The primary care based Dementia Support Team in Swansea in Wales are using an App called CANTAB Mobile to help triage for clinically significant memory impairment. The newly established team covers five cluster networks each with a population between 30,000 and 70,000 and promotes collaboration through the integration of health and social care and other key partners. The team are using the App to expedite appropriate referrals to specialist Memory Assessment Services by ‘screening in’ only those with a clinically significant memory impairment. This is helping to tackle the issue of poor diagnosis of dementia by encouraging GPs to identify those patients who are at risk and who would benefit from more in-depth cognitive assessment.
This development has been delivered through The Bevan Commission’s Health Technology Exemplar Programme and has Cambridge Cognition as its industry partner. The collaborative partnership has enabled the purchase of multiple use licences for use by Dementia Support Workers who use the App to deliver robust, person-centred triage for memory concerns in the patient’s own home. This ensures faster signposting to the appropriate pathway and represents a significant cost saving and an efficient use of current resources.
The CANTAB Mobile is a recognised and highly effective test of cognition and detects changes to memory using a touch-screen i-Pad to show a sequence of abstract shapes. Unlike other paper-based cognitive tests there is no reliance on fine motor skills to draw or write. Although not diagnostic, the result is easily interpreted and uses a traffic light system in which red highlights clinically significant impairment and is useful in helping to broach the topic of possible dementia with both the family and GP alike. The test highlights the need for further in-depth cognitive testing and can be used by both qualified and unqualified staff. The standardised voice-over instructions are available in multiple languages, including Welsh, making it culturally accessible to patients.

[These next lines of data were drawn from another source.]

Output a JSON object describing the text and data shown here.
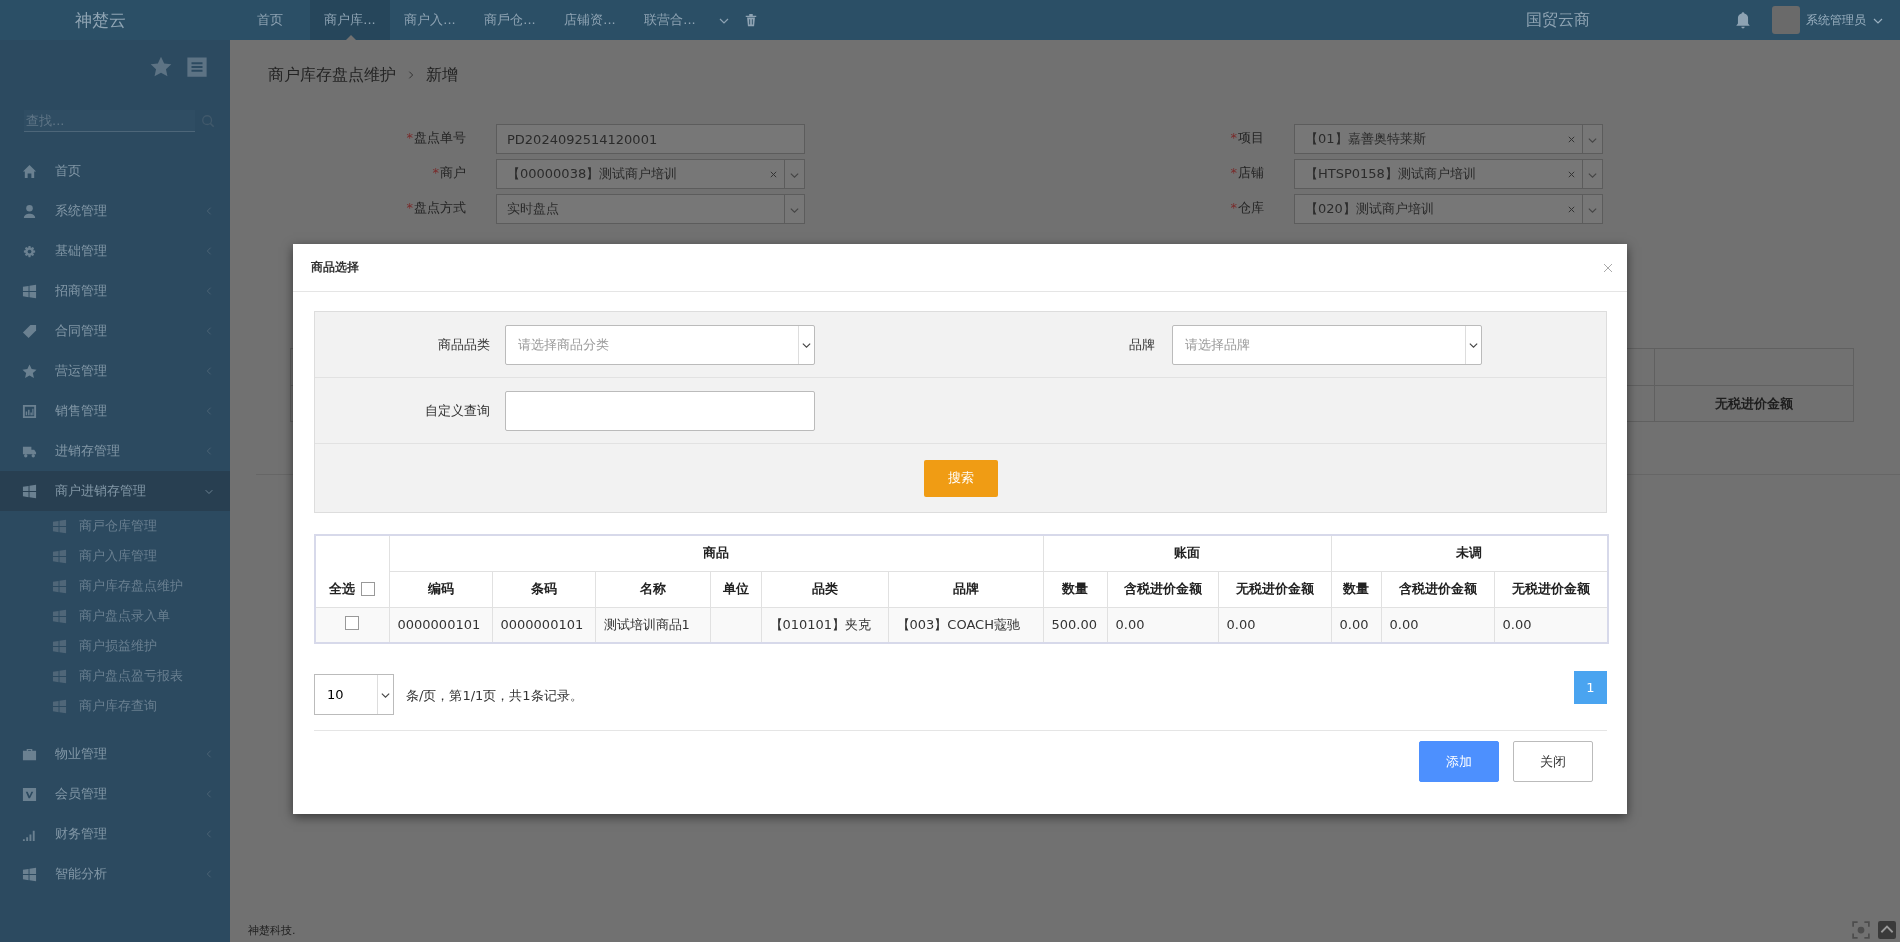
{
  "top_bar": {
    "logo": "神楚云",
    "nav_tabs": [
      {
        "label": "首页",
        "selected": false
      },
      {
        "label": "商户库...",
        "selected": true
      },
      {
        "label": "商户入...",
        "selected": false
      },
      {
        "label": "商戶仓...",
        "selected": false
      },
      {
        "label": "店铺资...",
        "selected": false
      },
      {
        "label": "联营合...",
        "selected": false
      }
    ],
    "brand": "国贸云商",
    "user": "系统管理员"
  },
  "sidebar": {
    "search": {
      "placeholder": "查找..."
    },
    "items": [
      {
        "label": "首页"
      },
      {
        "label": "系统管理",
        "expanded": false
      },
      {
        "label": "基础管理",
        "expanded": false
      },
      {
        "label": "招商管理",
        "expanded": false
      },
      {
        "label": "合同管理",
        "expanded": false
      },
      {
        "label": "营运管理",
        "expanded": false
      },
      {
        "label": "销售管理",
        "expanded": false
      },
      {
        "label": "进销存管理",
        "expanded": false
      },
      {
        "label": "商户进销存管理",
        "expanded": true,
        "children": [
          {
            "label": "商戸仓库管理"
          },
          {
            "label": "商户入库管理"
          },
          {
            "label": "商户库存盘点维护"
          },
          {
            "label": "商户盘点录入单"
          },
          {
            "label": "商户损益维护"
          },
          {
            "label": "商户盘点盈亏报表"
          },
          {
            "label": "商户库存查询"
          }
        ]
      },
      {
        "label": "物业管理",
        "expanded": false
      },
      {
        "label": "会员管理",
        "expanded": false
      },
      {
        "label": "财务管理",
        "expanded": false
      },
      {
        "label": "智能分析",
        "expanded": false
      }
    ]
  },
  "breadcrumb": [
    "商户库存盘点维护",
    "新增"
  ],
  "form": {
    "rows": [
      [
        {
          "mark": "*",
          "label": "盘点单号",
          "kind": "text",
          "value": "PD2024092514120001"
        },
        {
          "mark": "*",
          "label": "项目",
          "kind": "select",
          "clearable": true,
          "value": "【01】嘉善奥特莱斯"
        }
      ],
      [
        {
          "mark": "*",
          "label": "商户",
          "kind": "select",
          "clearable": true,
          "value": "【00000038】测试商户培训"
        },
        {
          "mark": "*",
          "label": "店铺",
          "kind": "select",
          "clearable": true,
          "value": "【HTSP0158】测试商户培训"
        }
      ],
      [
        {
          "mark": "*",
          "label": "盘点方式",
          "kind": "select",
          "clearable": false,
          "value": "实时盘点"
        },
        {
          "mark": "*",
          "label": "仓库",
          "kind": "select",
          "clearable": true,
          "value": "【020】测试商户培训"
        }
      ]
    ]
  },
  "background_table": {
    "columns": [
      "无税进价金额"
    ]
  },
  "modal": {
    "title": "商品选择",
    "filters": [
      {
        "label": "商品品类",
        "kind": "select",
        "placeholder": "请选择商品分类"
      },
      {
        "label": "品牌",
        "kind": "select",
        "placeholder": "请选择品牌"
      },
      {
        "label": "自定义查询",
        "kind": "text"
      }
    ],
    "search_button": "搜索",
    "table": {
      "select_all": {
        "label": "全选",
        "checked": false
      },
      "column_groups": [
        {
          "label": "商品",
          "columns": [
            "编码",
            "条码",
            "名称",
            "单位",
            "品类",
            "品牌"
          ]
        },
        {
          "label": "账面",
          "columns": [
            "数量",
            "含税进价金额",
            "无税进价金额"
          ]
        },
        {
          "label": "未调",
          "columns": [
            "数量",
            "含税进价金额",
            "无税进价金额"
          ]
        }
      ],
      "rows": [
        {
          "checked": false,
          "cells": [
            "0000000101",
            "0000000101",
            "测试培训商品1",
            "",
            "【010101】夹克",
            "【003】COACH蔻驰",
            "500.00",
            "0.00",
            "0.00",
            "0.00",
            "0.00",
            "0.00"
          ]
        }
      ]
    },
    "pagination": {
      "page_size": "10",
      "summary": "条/页，第1/1页，共1条记录。",
      "pages": [
        {
          "label": "1",
          "selected": true
        }
      ]
    },
    "buttons": [
      {
        "label": "添加",
        "kind": "primary"
      },
      {
        "label": "关闭",
        "kind": "default"
      }
    ]
  },
  "footer": "神楚科技."
}
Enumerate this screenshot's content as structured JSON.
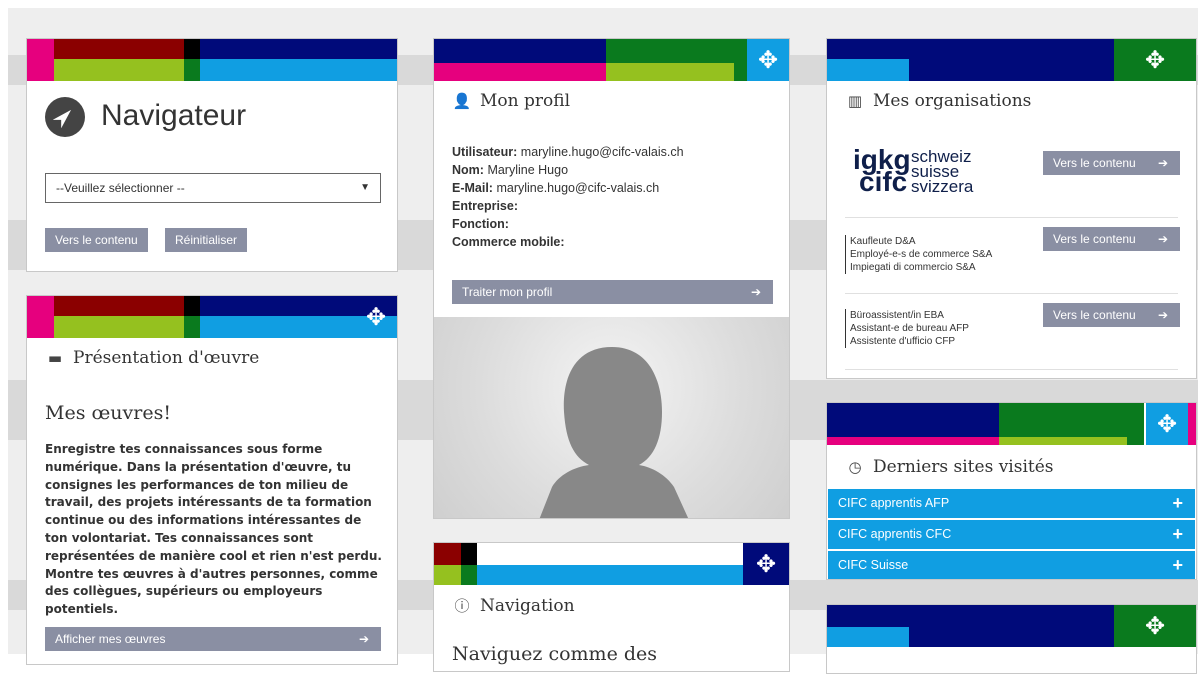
{
  "colors": {
    "magenta": "#e6007e",
    "darkred": "#8b0000",
    "black": "#000000",
    "navy": "#000a7a",
    "green": "#0a7a1e",
    "lime": "#95c11f",
    "cyan": "#109ee2",
    "button": "#8a8fa3"
  },
  "navigator": {
    "title": "Navigateur",
    "select_value": "--Veuillez sélectionner --",
    "btn_content": "Vers le contenu",
    "btn_reset": "Réinitialiser"
  },
  "presentation": {
    "title": "Présentation d'œuvre",
    "subtitle": "Mes œuvres!",
    "description": "Enregistre tes connaissances sous forme numérique. Dans la présentation d'œuvre, tu consignes les performances de ton milieu de travail, des projets intéressants de ta formation continue ou des informations intéressantes de ton volontariat. Tes connaissances sont représentées de manière cool et rien n'est perdu. Montre tes œuvres à d'autres personnes, comme des collègues, supérieurs ou employeurs potentiels.",
    "button": "Afficher mes œuvres"
  },
  "profile": {
    "title": "Mon profil",
    "user_label": "Utilisateur:",
    "user_value": "maryline.hugo@cifc-valais.ch",
    "name_label": "Nom:",
    "name_value": "Maryline Hugo",
    "email_label": "E-Mail:",
    "email_value": "maryline.hugo@cifc-valais.ch",
    "company_label": "Entreprise:",
    "function_label": "Fonction:",
    "mobile_label": "Commerce mobile:",
    "button": "Traiter mon profil"
  },
  "navigation": {
    "title": "Navigation",
    "subtitle": "Naviguez comme des"
  },
  "organisations": {
    "title": "Mes organisations",
    "logo_left_top": "igkg",
    "logo_left_bottom": "cifc",
    "logo_lines": [
      "schweiz",
      "suisse",
      "svizzera"
    ],
    "row2_lines": [
      "Kaufleute D&A",
      "Employé-e-s de commerce S&A",
      "Impiegati di commercio S&A"
    ],
    "row3_lines": [
      "Büroassistent/in EBA",
      "Assistant-e de bureau AFP",
      "Assistente d'ufficio CFP"
    ],
    "button": "Vers le contenu"
  },
  "visited": {
    "title": "Derniers sites visités",
    "items": [
      "CIFC apprentis AFP",
      "CIFC apprentis CFC",
      "CIFC Suisse"
    ]
  },
  "icons": {
    "drag": "move-arrows-icon",
    "arrow": "arrow-right-icon"
  }
}
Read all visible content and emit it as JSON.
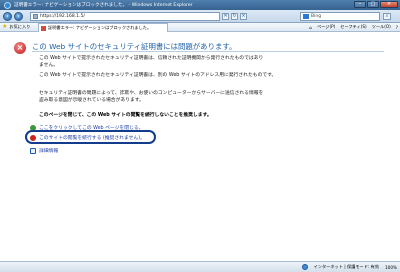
{
  "window": {
    "title": "証明書エラー: ナビゲーションはブロックされました。 - Windows Internet Explorer"
  },
  "address_bar": {
    "url": "https://192.168.1.5/",
    "search_text": "Bing"
  },
  "command_bar": {
    "favorites_label": "お気に入り",
    "tab_label": "証明書エラー: ナビゲーションはブロックされました。",
    "items": [
      "ページ(P)",
      "セーフティ(S)",
      "ツール(O)"
    ]
  },
  "content": {
    "heading": "この Web サイトのセキュリティ証明書には問題があります。",
    "para1_line1": "この Web サイトで提示されたセキュリティ証明書は、信頼された証明機関から発行されたものではあり",
    "para1_line2": "ません。",
    "para1_line3": "この Web サイトで提示されたセキュリティ証明書は、別の Web サイトのアドレス用に発行されたものです。",
    "para2_line1": "セキュリティ証明書の問題によって、詐欺や、お使いのコンピューターからサーバーに送信される情報を",
    "para2_line2": "盗み取る意図が示唆されている場合があります。",
    "recommendation": "このページを閉じて、この Web サイトの閲覧を続行しないことを推奨します。",
    "link_close": "ここをクリックしてこの Web ページを閉じる。",
    "link_continue": "このサイトの閲覧を続行する (推奨されません)。",
    "link_info": "詳細情報"
  },
  "status_bar": {
    "zone": "インターネット | 保護モード: 有効",
    "zoom": "100%"
  }
}
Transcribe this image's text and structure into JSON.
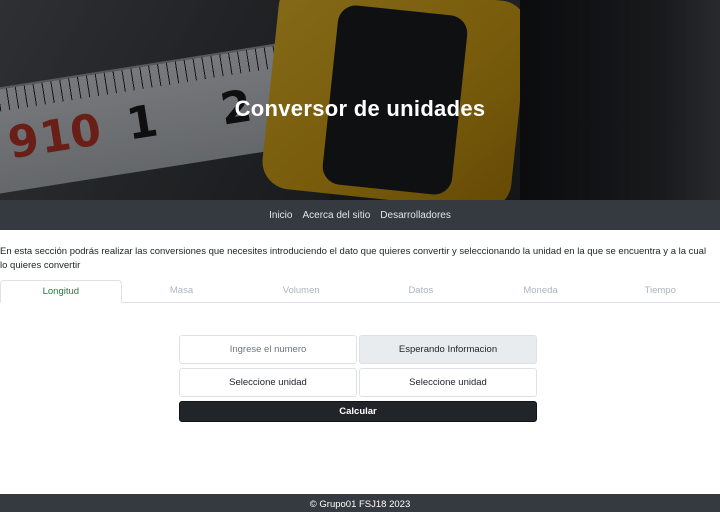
{
  "header": {
    "title": "Conversor de unidades"
  },
  "nav": {
    "items": [
      "Inicio",
      "Acerca del sitio",
      "Desarrolladores"
    ]
  },
  "intro": {
    "text": "En esta sección podrás realizar las conversiones que necesites introduciendo el dato que quieres convertir y seleccionando la unidad en la que se encuentra y a la cual lo quieres convertir"
  },
  "tabs": [
    "Longitud",
    "Masa",
    "Volumen",
    "Datos",
    "Moneda",
    "Tiempo"
  ],
  "active_tab": "Longitud",
  "form": {
    "input_placeholder": "Ingrese el numero",
    "result_text": "Esperando Informacion",
    "unit_from": "Seleccione unidad",
    "unit_to": "Seleccione unidad",
    "calculate_label": "Calcular"
  },
  "footer": {
    "text": "© Grupo01 FSJ18 2023"
  },
  "colors": {
    "nav_bg": "#353a40",
    "active_tab": "#1f7a3e",
    "button_bg": "#212529"
  }
}
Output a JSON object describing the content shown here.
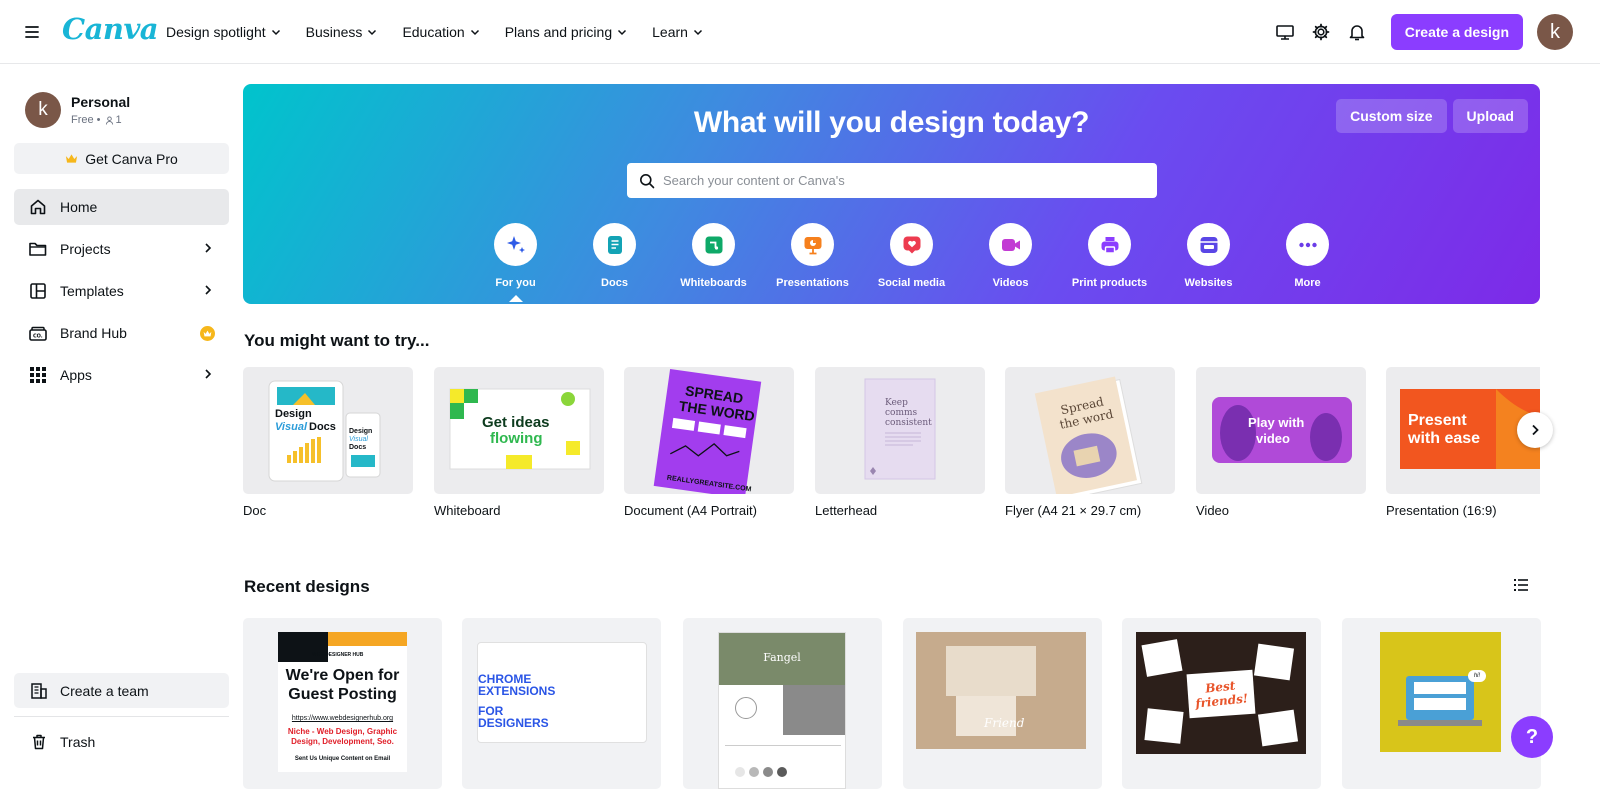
{
  "brand": {
    "logo": "Canva",
    "accent": "#8b3dff"
  },
  "topnav": [
    {
      "label": "Design spotlight"
    },
    {
      "label": "Business"
    },
    {
      "label": "Education"
    },
    {
      "label": "Plans and pricing"
    },
    {
      "label": "Learn"
    }
  ],
  "header": {
    "create_label": "Create a design",
    "avatar_letter": "k"
  },
  "account": {
    "avatar_letter": "k",
    "name": "Personal",
    "plan": "Free •",
    "members": "1"
  },
  "sidebar": {
    "pro_label": "Get Canva Pro",
    "items": [
      {
        "label": "Home",
        "icon": "home-icon"
      },
      {
        "label": "Projects",
        "icon": "folder-icon"
      },
      {
        "label": "Templates",
        "icon": "templates-icon"
      },
      {
        "label": "Brand Hub",
        "icon": "brand-hub-icon"
      },
      {
        "label": "Apps",
        "icon": "apps-icon"
      }
    ],
    "team_label": "Create a team",
    "trash_label": "Trash"
  },
  "hero": {
    "title": "What will you design today?",
    "custom_size_label": "Custom size",
    "upload_label": "Upload",
    "search_placeholder": "Search your content or Canva's",
    "categories": [
      {
        "label": "For you",
        "icon": "sparkle-icon",
        "color": "#2f5be7"
      },
      {
        "label": "Docs",
        "icon": "doc-icon",
        "color": "#13a3b5"
      },
      {
        "label": "Whiteboards",
        "icon": "whiteboard-icon",
        "color": "#0ea968"
      },
      {
        "label": "Presentations",
        "icon": "presentation-icon",
        "color": "#f6801d"
      },
      {
        "label": "Social media",
        "icon": "heart-icon",
        "color": "#ed3b4f"
      },
      {
        "label": "Videos",
        "icon": "video-icon",
        "color": "#c23bd4"
      },
      {
        "label": "Print products",
        "icon": "print-icon",
        "color": "#8b3dff"
      },
      {
        "label": "Websites",
        "icon": "website-icon",
        "color": "#5a46e6"
      },
      {
        "label": "More",
        "icon": "more-icon",
        "color": "#6b3de8"
      }
    ]
  },
  "try_section": {
    "title": "You might want to try...",
    "cards": [
      {
        "label": "Doc",
        "thumb_text": "Design Visual Docs"
      },
      {
        "label": "Whiteboard",
        "thumb_text": "Get ideas flowing"
      },
      {
        "label": "Document (A4 Portrait)",
        "thumb_text": "SPREAD THE WORD"
      },
      {
        "label": "Letterhead",
        "thumb_text": "Keep comms consistent"
      },
      {
        "label": "Flyer (A4 21 × 29.7 cm)",
        "thumb_text": "Spread the word"
      },
      {
        "label": "Video",
        "thumb_text": "Play with video"
      },
      {
        "label": "Presentation (16:9)",
        "thumb_text": "Present with ease"
      }
    ]
  },
  "recent_section": {
    "title": "Recent designs",
    "cards": [
      {
        "line1": "We're Open for",
        "line2": "Guest Posting",
        "sub": "Niche - Web Design, Graphic Design, Development, Seo.",
        "footer": "Sent Us Unique Content on Email",
        "hub": "WEB DESIGNER HUB",
        "url": "https://www.webdesignerhub.org"
      },
      {
        "line1": "CHROME",
        "line2": "EXTENSIONS",
        "line3": "FOR",
        "line4": "DESIGNERS"
      },
      {
        "title": "Fangel"
      },
      {
        "title": "Friend"
      },
      {
        "title": "Best friends!"
      },
      {
        "title": "hi!"
      }
    ]
  },
  "help_label": "?"
}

Access to a robust method of triage is essential in the early identification of dementia and this means that GPs can now action referrals to Memory Assessment Services with confidence. By screening out unnecessary referrals this can reduce burden on existing resources and is also helping to explore new pathways to diagnosis.
In summary, the CANTAB rapidly establishes whether memory impairment is clinically significant or not through the early identification of those patients needing referral for more in-depth cognitive testing and those that don’t. A triage assessment for symptoms of depression and level of functional independence are also included within the test which can help signpost patients for treatment other than dementia when indicated.
This service improvement is being evaluated as part of a professional doctorate programme at Swansea University and uses action research as the methodology of choice to highlight some of the challenges of overcoming an overtly medicalised approach. Finally, the use of the App and the development of the Dementia Support Worker role are helping to deliver person-centred triage assessments in accordance with the Bevan Commission’s Principles of Prudent Healthcare.